Une bonne certification peut vraiment aider à structurer sa pensée. Elle oblige à revoir les fondamentaux, à mettre des mots précis sur des pratiques parfois apprises “sur le tas”, à comprendre des notions qu’on applique sans toujours les formaliser. Pour un profil en reconversion, un jeune diplômé ou un professionnel qui veut prendre de la hauteur, c’est souvent un bon accélérateur d’apprentissage.

Mais le piège commence quand la certification devient un substitut à l’expérience. Dans un entretien, sur un projet ou face à une équipe opérationnelle, le certificat ne suffit pas longtemps. Très vite, la discussion descend dans le réel : un stock mal fiabilisé, une donnée article incohérente, un flux qui bloque, un planning qui ne tient pas, un atelier qui contourne le système, un entrepôt qui n’applique pas le process prévu.
C’est là que la différence se voit.

La certification donne le vocabulaire. Le terrain donne la crédibilité. L’une permet de comprendre les modèles. L’autre permet de savoir pourquoi ces modèles résistent parfois si mal à la réalité. Un Lean Six Sigma peut expliquer la réduction de variabilité. Un profil terrain sait aussi pourquoi une équipe continue à travailler avec un fichier Excel parallèle. Un consultant SAP peut connaître le flux standard. Mais il doit aussi comprendre pourquoi l’utilisateur ne le suit pas.

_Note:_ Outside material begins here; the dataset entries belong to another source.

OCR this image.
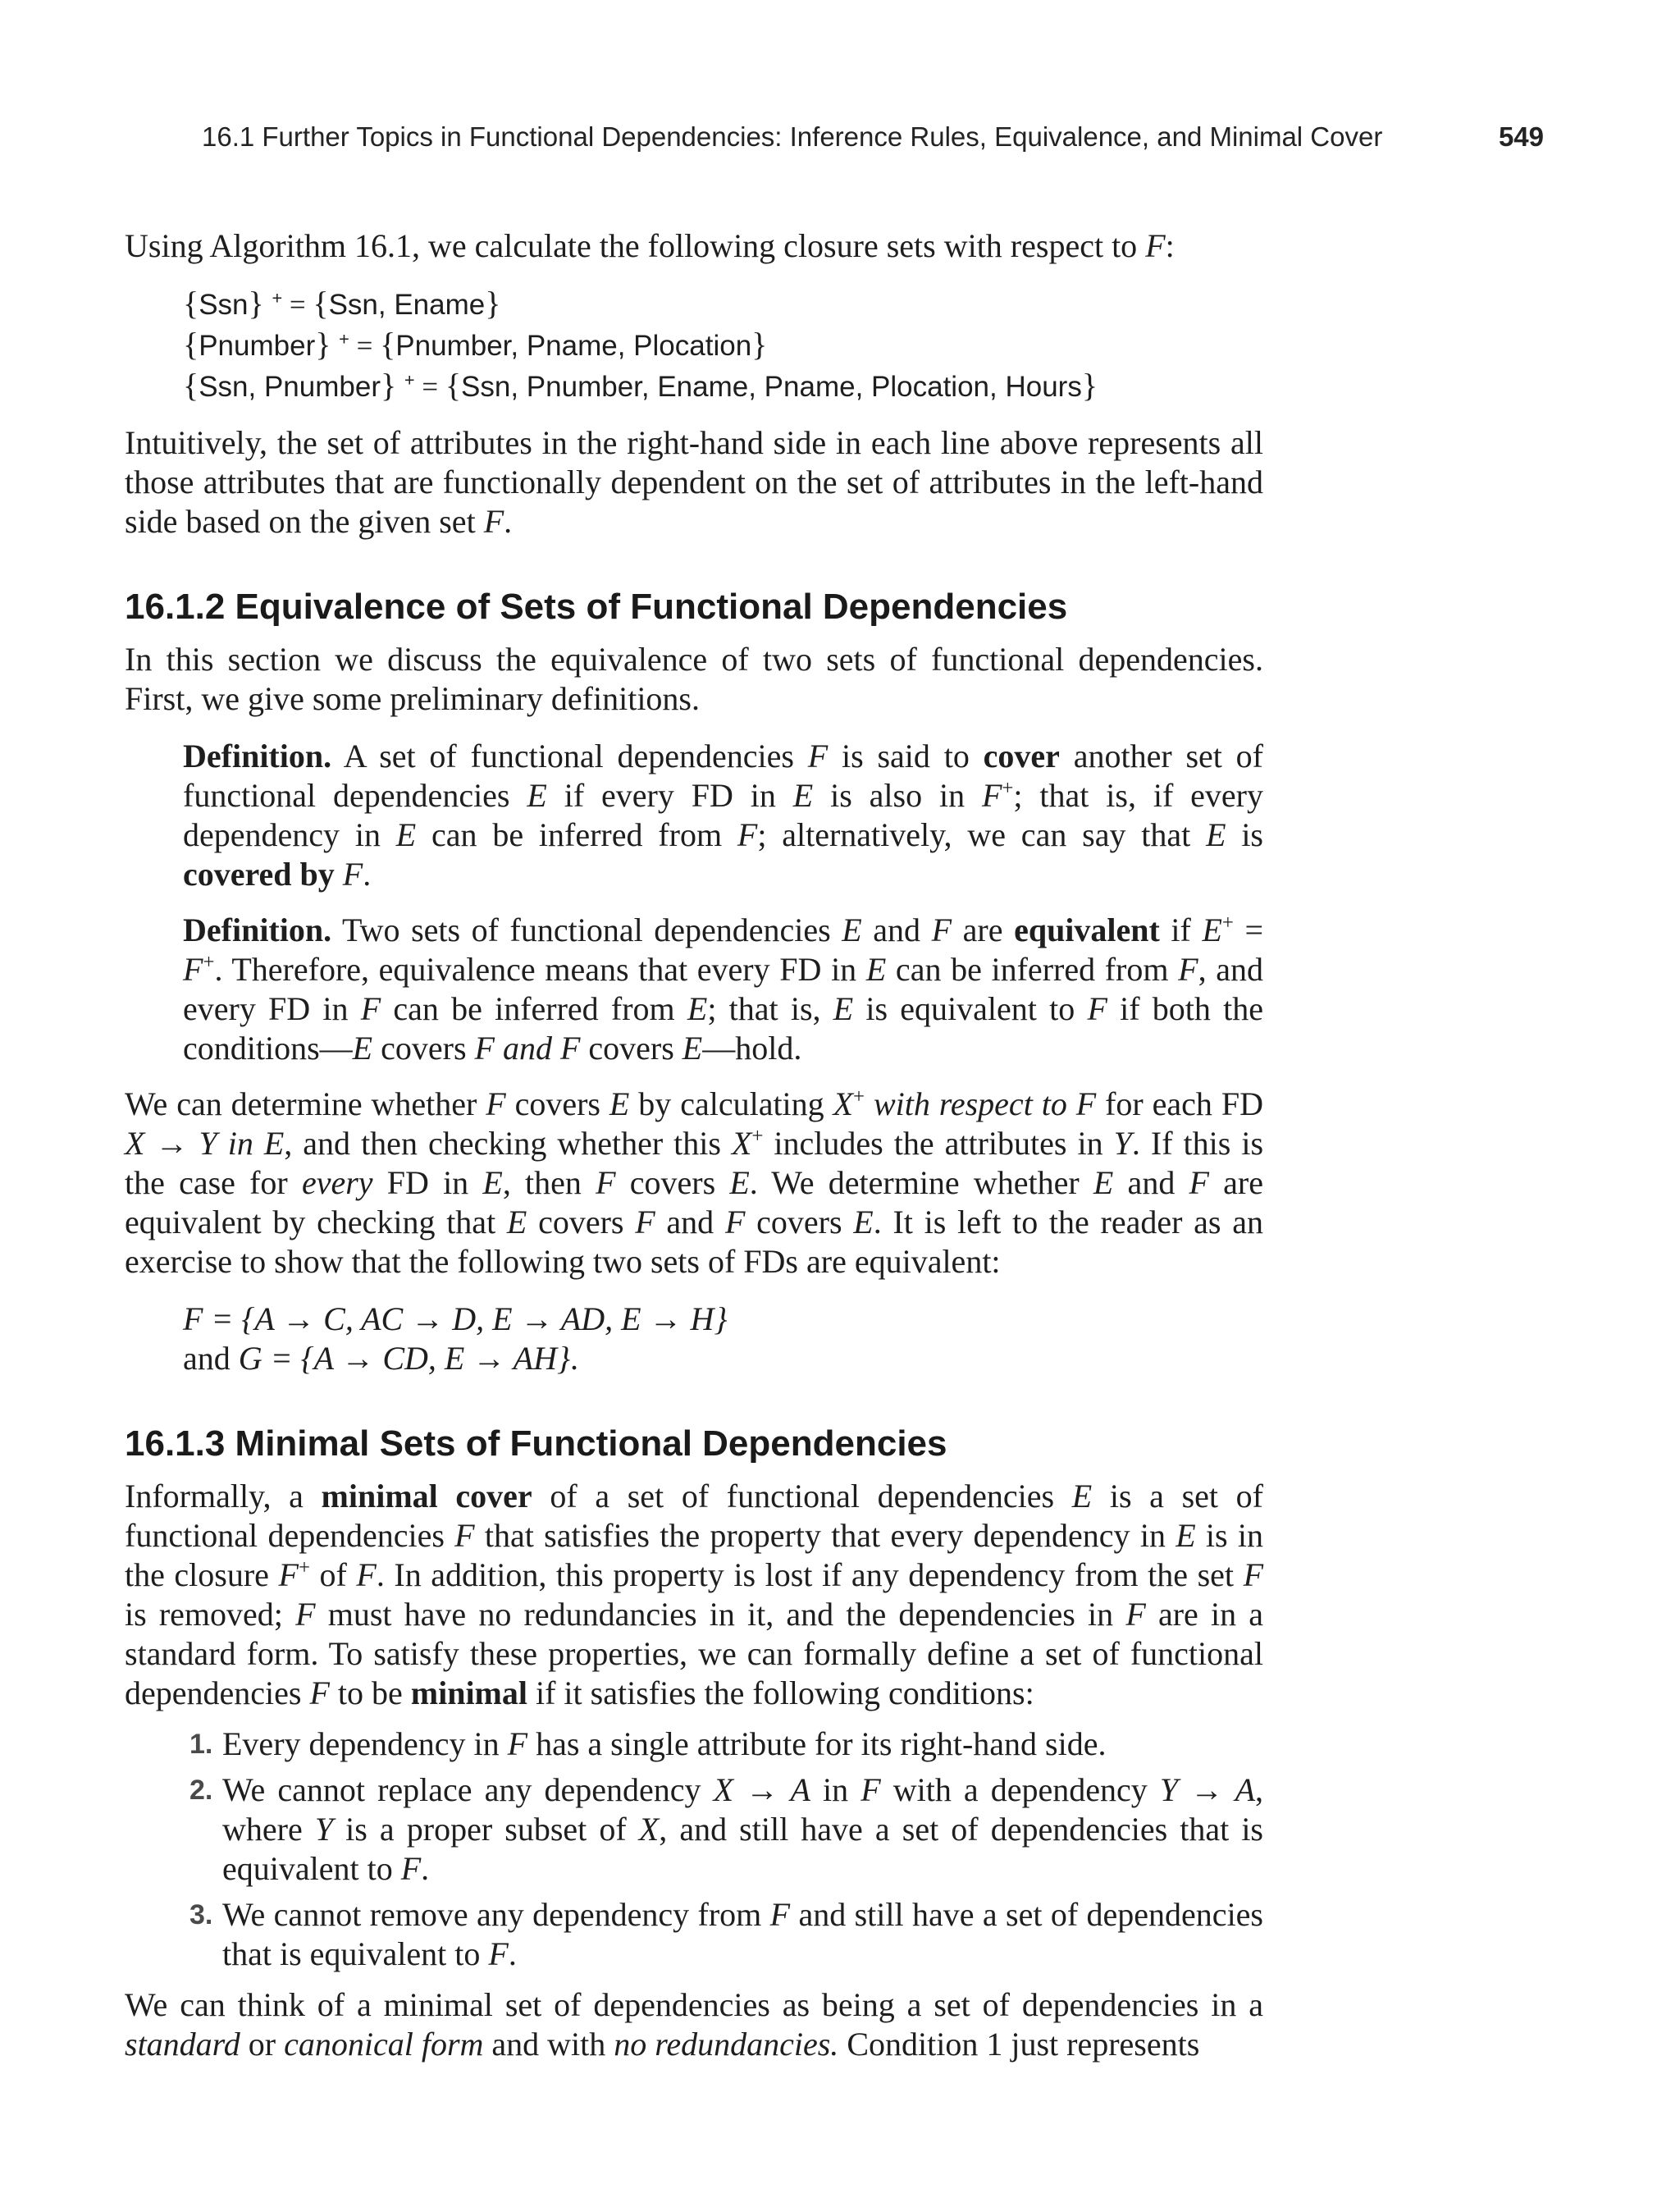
16.1 Further Topics in Functional Dependencies: Inference Rules, Equivalence, and Minimal Cover	549

Using Algorithm 16.1, we calculate the following closure sets with respect to F:

{Ssn} + = {Ssn, Ename}
{Pnumber} + = {Pnumber, Pname, Plocation}
{Ssn, Pnumber} + = {Ssn, Pnumber, Ename, Pname, Plocation, Hours}

Intuitively, the set of attributes in the right-hand side in each line above represents all those attributes that are functionally dependent on the set of attributes in the left-hand side based on the given set F.

16.1.2 Equivalence of Sets of Functional Dependencies

In this section we discuss the equivalence of two sets of functional dependencies. First, we give some preliminary definitions.

Definition. A set of functional dependencies F is said to cover another set of functional dependencies E if every FD in E is also in F+; that is, if every dependency in E can be inferred from F; alternatively, we can say that E is covered by F.

Definition. Two sets of functional dependencies E and F are equivalent if E+ = F+. Therefore, equivalence means that every FD in E can be inferred from F, and every FD in F can be inferred from E; that is, E is equivalent to F if both the conditions—E covers F and F covers E—hold.

We can determine whether F covers E by calculating X+ with respect to F for each FD X → Y in E, and then checking whether this X+ includes the attributes in Y. If this is the case for every FD in E, then F covers E. We determine whether E and F are equivalent by checking that E covers F and F covers E. It is left to the reader as an exercise to show that the following two sets of FDs are equivalent:

F = {A → C, AC → D, E → AD, E → H}

and G = {A → CD, E → AH}.

16.1.3 Minimal Sets of Functional Dependencies

Informally, a minimal cover of a set of functional dependencies E is a set of functional dependencies F that satisfies the property that every dependency in E is in the closure F+ of F. In addition, this property is lost if any dependency from the set F is removed; F must have no redundancies in it, and the dependencies in F are in a standard form. To satisfy these properties, we can formally define a set of functional dependencies F to be minimal if it satisfies the following conditions:

1. Every dependency in F has a single attribute for its right-hand side.

2. We cannot replace any dependency X → A in F with a dependency Y → A, where Y is a proper subset of X, and still have a set of dependencies that is equivalent to F.

3. We cannot remove any dependency from F and still have a set of dependencies that is equivalent to F.

We can think of a minimal set of dependencies as being a set of dependencies in a standard or canonical form and with no redundancies. Condition 1 just represents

Le marché valorise les certifications, surtout lorsqu’elles rassurent un recruteur ou un client. Mais il valorise encore plus les profils capables de relier méthode, outil, organisation et contraintes opérationnelles.
Une certification peut ouvrir une porte. Elle peut rarement faire tenir seule une mission.

La vraie question n’est donc pas de savoir s’il faut se certifier. C’est de savoir ce que l’on est capable de prouver une fois la certification affichée sur le profil.